Makan malam kali ini rencana Ken gagal untuk makan berdua saja dengan Vallery. Saudara yang sangat menyebalkannya dengan mudah menghancurkan segalanya. Untung Vallery tidak langsung pulang.
"Ehh kalian!" Tanpa diundang seorang cowok ikut nimbrung diantara mereka bertiga. Kali ini jadi berempat.
"Duduk Bro," Suruh Ken dengan ramah.
"Santai, udah naro pantat kok gue." Jawab si empunya pantat sambil terkekeh.
"Hai, lo Sam kan? Masih inget gue?" Tanya Syilla dengan percaya dirinya.
"Iya inget. Syilla yang rempong banget kan?" Jawab Sam sekenanya.
Mampus, batin Vallery.
"Bisa aja lo ah." Ucap Syilla sambil tertawa renyah.
Kali ini bukan makan malam Ken dan Vallery. Melainkan makan bersama. Untung berempat doang, coba kalau teman yang lain ikut serta. Jadinya makan besar sambil ngeliwet. Meskipum awalnya Vallery merasa canggung, dan Ken merasa gagal atas rencana makan malamnya. Hal tersebut sirna berkat candaan Sam dan kelakuan ajaib Syilla. Syilla memang tipikal cewek gaul dan anak jaman. Tapi ia tetaplah seorang Syilla yang memiliki kelakuan upnormal.
"Inginnya menciptakan ruang agar kita dapat berbincang tanpa ada campur tangan manusia lain.
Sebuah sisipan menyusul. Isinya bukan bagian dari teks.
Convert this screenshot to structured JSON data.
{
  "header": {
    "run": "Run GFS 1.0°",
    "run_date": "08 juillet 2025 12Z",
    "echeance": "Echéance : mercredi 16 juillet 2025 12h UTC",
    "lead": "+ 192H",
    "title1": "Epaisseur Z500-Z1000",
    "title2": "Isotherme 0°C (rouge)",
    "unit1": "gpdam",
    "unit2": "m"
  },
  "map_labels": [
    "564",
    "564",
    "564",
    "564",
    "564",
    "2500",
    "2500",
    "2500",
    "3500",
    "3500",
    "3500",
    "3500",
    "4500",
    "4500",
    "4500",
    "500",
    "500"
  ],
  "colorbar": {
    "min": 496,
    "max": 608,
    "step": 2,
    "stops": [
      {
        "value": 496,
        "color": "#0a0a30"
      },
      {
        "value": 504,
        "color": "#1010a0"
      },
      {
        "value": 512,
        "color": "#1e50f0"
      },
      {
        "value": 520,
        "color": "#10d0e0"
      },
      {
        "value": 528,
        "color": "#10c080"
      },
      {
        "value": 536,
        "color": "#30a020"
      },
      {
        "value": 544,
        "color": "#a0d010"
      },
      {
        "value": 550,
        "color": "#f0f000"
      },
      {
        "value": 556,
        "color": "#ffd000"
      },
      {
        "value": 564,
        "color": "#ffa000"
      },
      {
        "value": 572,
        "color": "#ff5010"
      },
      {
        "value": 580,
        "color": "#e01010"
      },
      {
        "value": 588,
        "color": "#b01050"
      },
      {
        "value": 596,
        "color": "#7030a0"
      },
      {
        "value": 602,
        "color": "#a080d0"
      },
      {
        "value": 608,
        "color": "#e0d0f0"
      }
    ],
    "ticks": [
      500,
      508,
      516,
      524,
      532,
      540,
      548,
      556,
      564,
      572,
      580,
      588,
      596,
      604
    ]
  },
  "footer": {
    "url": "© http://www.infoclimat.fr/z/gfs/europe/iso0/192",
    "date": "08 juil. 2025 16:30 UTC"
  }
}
Tapi sepertinya semesta memarahiku karna mauku terlalu tinggi."
Udah direncanain semulus mungkin tapi malah gagal gara-gara Syilla, yang sabar ya Ken.
Masih ingat malam minggu pertama kalian bareng siapa dan ke tempat apa?
Malam minggu pertama buat kaum rebahan macam aku si itu bisa spesial banget meskipun cuma makan nasi goreng pinggir jalan aja.
Kan yang terpenting sama siapa kita makan, iya kan? Hehee
Coba yang mau cerita-cerita bisa bangett, aku pasti baca kok.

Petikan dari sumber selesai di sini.